The decision whether to attend graduate school is often a financial decision. For some careers there is a limit to how far a person can go without eventually getting an advanced degree. For some careers, there is simply no way to enter the profession without a graduate degree. If graduate school is a route in your future and there is no wealthy benefactor stepping up to write the check, affording graduate school can be a daunting prospect.
If you are sure that graduate school makes financial sense, there are number of places to go for help paying for it. The first stop is the Department of Education’s website, where you will fill out a Free Application for Student Aid, or FAFSA. This might not be new for all potential graduate students because it was also necessary for student aid during undergraduate school. Yet for many undergraduate students, it was done by parents behind the scenes. This form will begin the process for many student financial aid programs, including aid programs unique to the individual school and federal programs that will apply no matter where the student goes.
One such program is the Graduate PLUS loan., which is somewhat of a misnomer, since the PLUS loan is a Parent Loan For Undergraduate Students. The Grad PLUS is a federally sponsored loan that can be made in the amount up to the total cost of attendance minus other aid received by the student. The loan carries a 7.9% interest rate, and in theory it goes into repayment immediately after final disbursement, but repayment can be deferred as long as the student is still in school more than half time.
If leaving graduate school with extensive loan debt is not ideal, a second option for affording graduate school is to attend part time at night while still working full time. Many schools offer night programs in law, business, and social sciences that are as highly regarded as their daytime counterparts. This option is less common for graduate studies in humanities, physical sciences, and medicine. A twist on the same plan would be to attend graduate school full time during the school year and work full time during the summers, vacations, or nights and weekends to supplement the income and reduce the amount of student loans needed to graduate.
For some students, another option is to consider military service either before or after graduate school. For some disciplines, including medicine and law, the military will offer scholarships and loan repayment for graduates who commit to serve for a number of years after graduate school. For other disciplines, service in the military for more than three years will qualify a student for up to 36 months of the new Post-9/11 GI Bill, which includes money for tuition, room and board, and books. In addition, the same program allows veterans to transfer their benefits to spouses and children.

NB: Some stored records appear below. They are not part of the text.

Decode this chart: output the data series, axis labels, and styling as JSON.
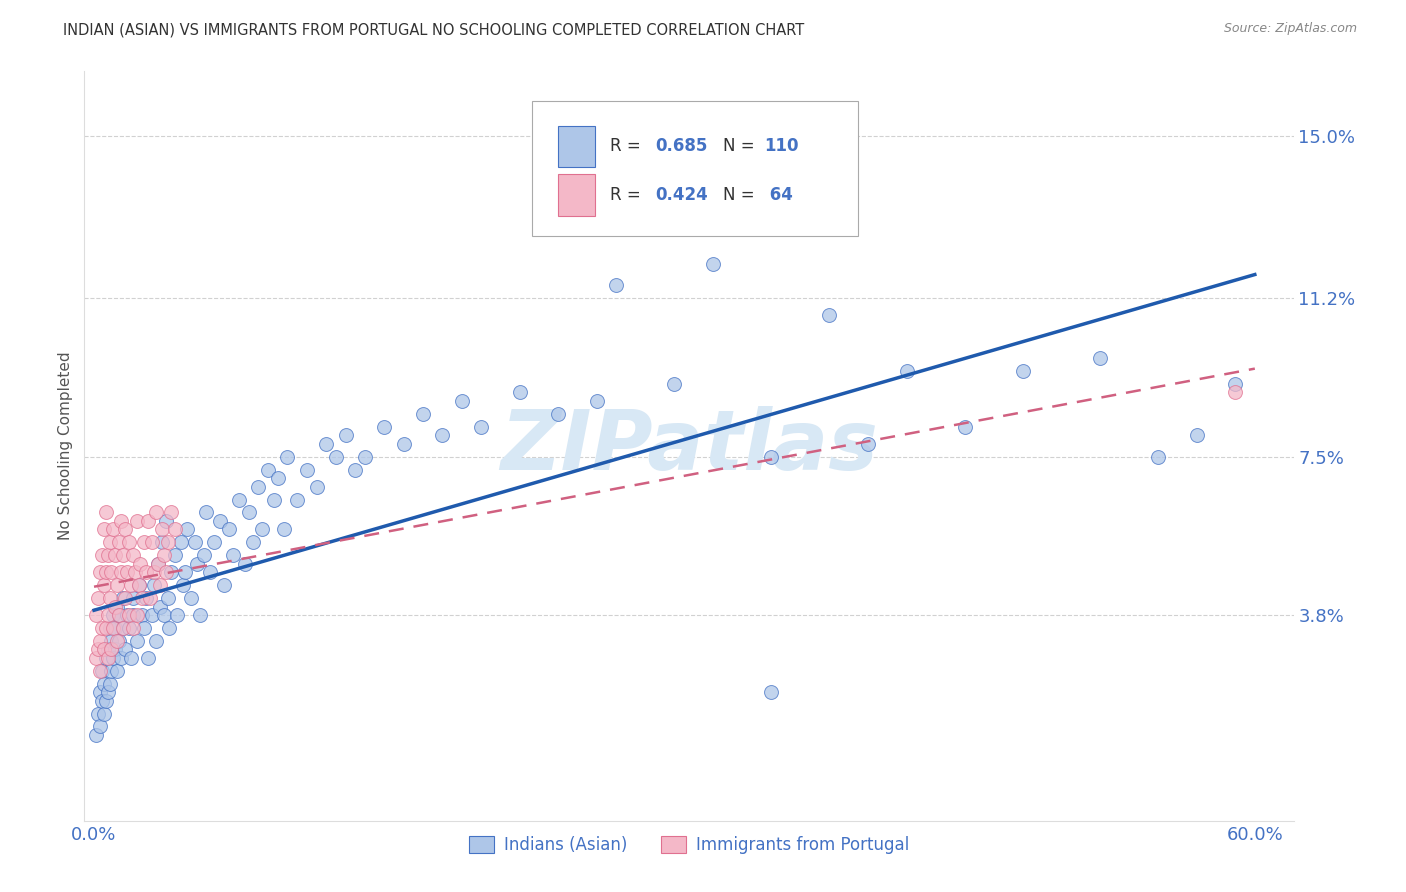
{
  "title": "INDIAN (ASIAN) VS IMMIGRANTS FROM PORTUGAL NO SCHOOLING COMPLETED CORRELATION CHART",
  "source": "Source: ZipAtlas.com",
  "ylabel": "No Schooling Completed",
  "y_tick_labels": [
    "15.0%",
    "11.2%",
    "7.5%",
    "3.8%"
  ],
  "y_tick_values": [
    0.15,
    0.112,
    0.075,
    0.038
  ],
  "xlim": [
    -0.005,
    0.62
  ],
  "ylim": [
    -0.01,
    0.165
  ],
  "legend_indian": "Indians (Asian)",
  "legend_portugal": "Immigrants from Portugal",
  "r_indian": "0.685",
  "n_indian": "110",
  "r_portugal": "0.424",
  "n_portugal": "64",
  "indian_color": "#aec6e8",
  "indian_edge_color": "#4472c4",
  "portugal_color": "#f4b8c8",
  "portugal_edge_color": "#e07090",
  "indian_line_color": "#1f5aad",
  "portugal_line_color": "#d06080",
  "watermark_color": "#d8e8f5",
  "background_color": "#ffffff",
  "grid_color": "#cccccc",
  "title_color": "#333333",
  "axis_tick_color": "#4472c4",
  "indian_scatter_x": [
    0.001,
    0.002,
    0.003,
    0.003,
    0.004,
    0.004,
    0.005,
    0.005,
    0.006,
    0.006,
    0.007,
    0.007,
    0.008,
    0.008,
    0.009,
    0.009,
    0.01,
    0.01,
    0.011,
    0.011,
    0.012,
    0.012,
    0.013,
    0.013,
    0.014,
    0.015,
    0.015,
    0.016,
    0.017,
    0.018,
    0.019,
    0.02,
    0.02,
    0.022,
    0.023,
    0.025,
    0.026,
    0.027,
    0.028,
    0.03,
    0.031,
    0.032,
    0.033,
    0.034,
    0.035,
    0.036,
    0.037,
    0.038,
    0.039,
    0.04,
    0.042,
    0.043,
    0.045,
    0.046,
    0.047,
    0.048,
    0.05,
    0.052,
    0.053,
    0.055,
    0.057,
    0.058,
    0.06,
    0.062,
    0.065,
    0.067,
    0.07,
    0.072,
    0.075,
    0.078,
    0.08,
    0.082,
    0.085,
    0.087,
    0.09,
    0.093,
    0.095,
    0.098,
    0.1,
    0.105,
    0.11,
    0.115,
    0.12,
    0.125,
    0.13,
    0.135,
    0.14,
    0.15,
    0.16,
    0.17,
    0.18,
    0.19,
    0.2,
    0.22,
    0.24,
    0.26,
    0.3,
    0.35,
    0.4,
    0.45,
    0.27,
    0.32,
    0.38,
    0.42,
    0.35,
    0.48,
    0.52,
    0.55,
    0.57,
    0.59
  ],
  "indian_scatter_y": [
    0.01,
    0.015,
    0.012,
    0.02,
    0.018,
    0.025,
    0.015,
    0.022,
    0.018,
    0.028,
    0.02,
    0.03,
    0.022,
    0.035,
    0.025,
    0.032,
    0.028,
    0.038,
    0.03,
    0.035,
    0.025,
    0.04,
    0.032,
    0.038,
    0.028,
    0.042,
    0.035,
    0.03,
    0.038,
    0.035,
    0.028,
    0.042,
    0.038,
    0.032,
    0.045,
    0.038,
    0.035,
    0.042,
    0.028,
    0.038,
    0.045,
    0.032,
    0.05,
    0.04,
    0.055,
    0.038,
    0.06,
    0.042,
    0.035,
    0.048,
    0.052,
    0.038,
    0.055,
    0.045,
    0.048,
    0.058,
    0.042,
    0.055,
    0.05,
    0.038,
    0.052,
    0.062,
    0.048,
    0.055,
    0.06,
    0.045,
    0.058,
    0.052,
    0.065,
    0.05,
    0.062,
    0.055,
    0.068,
    0.058,
    0.072,
    0.065,
    0.07,
    0.058,
    0.075,
    0.065,
    0.072,
    0.068,
    0.078,
    0.075,
    0.08,
    0.072,
    0.075,
    0.082,
    0.078,
    0.085,
    0.08,
    0.088,
    0.082,
    0.09,
    0.085,
    0.088,
    0.092,
    0.075,
    0.078,
    0.082,
    0.115,
    0.12,
    0.108,
    0.095,
    0.02,
    0.095,
    0.098,
    0.075,
    0.08,
    0.092
  ],
  "portugal_scatter_x": [
    0.001,
    0.001,
    0.002,
    0.002,
    0.003,
    0.003,
    0.003,
    0.004,
    0.004,
    0.005,
    0.005,
    0.005,
    0.006,
    0.006,
    0.006,
    0.007,
    0.007,
    0.007,
    0.008,
    0.008,
    0.009,
    0.009,
    0.01,
    0.01,
    0.011,
    0.011,
    0.012,
    0.012,
    0.013,
    0.013,
    0.014,
    0.014,
    0.015,
    0.015,
    0.016,
    0.016,
    0.017,
    0.018,
    0.018,
    0.019,
    0.02,
    0.02,
    0.021,
    0.022,
    0.022,
    0.023,
    0.024,
    0.025,
    0.026,
    0.027,
    0.028,
    0.029,
    0.03,
    0.031,
    0.032,
    0.033,
    0.034,
    0.035,
    0.036,
    0.037,
    0.038,
    0.04,
    0.042,
    0.59
  ],
  "portugal_scatter_y": [
    0.028,
    0.038,
    0.03,
    0.042,
    0.032,
    0.048,
    0.025,
    0.035,
    0.052,
    0.03,
    0.045,
    0.058,
    0.035,
    0.048,
    0.062,
    0.038,
    0.052,
    0.028,
    0.042,
    0.055,
    0.03,
    0.048,
    0.035,
    0.058,
    0.04,
    0.052,
    0.032,
    0.045,
    0.055,
    0.038,
    0.048,
    0.06,
    0.035,
    0.052,
    0.042,
    0.058,
    0.048,
    0.038,
    0.055,
    0.045,
    0.035,
    0.052,
    0.048,
    0.038,
    0.06,
    0.045,
    0.05,
    0.042,
    0.055,
    0.048,
    0.06,
    0.042,
    0.055,
    0.048,
    0.062,
    0.05,
    0.045,
    0.058,
    0.052,
    0.048,
    0.055,
    0.062,
    0.058,
    0.09
  ]
}
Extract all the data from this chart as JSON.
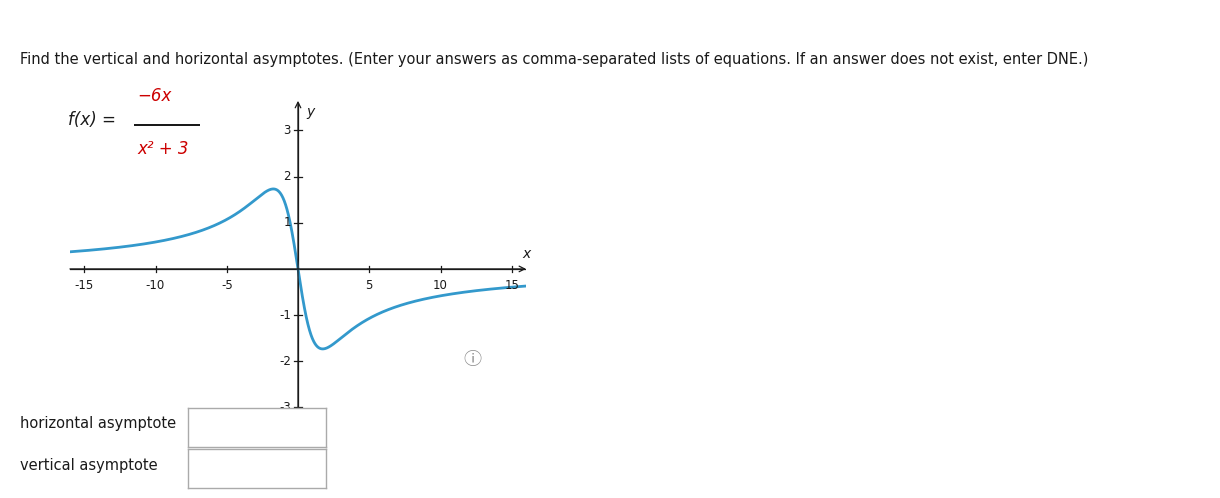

Finally, many students have good luck in aggressively searching for scholarships outside of the FAFSA process through online sites that match specialized scholarships with students meeting their criteria. Although this will not necessarily pay for all of graduate school, it may well chip away at the debt that comes with it.
Graduate school can be a sensible investment, and with preparation, research, and a willingness to search out finance options, it does not need to be the first step to a life of debt repayment. Creative juggling of work, loans, summer jobs, scholarships, and grants can get the graduate degree without the debt an open doors to additional career opportunities.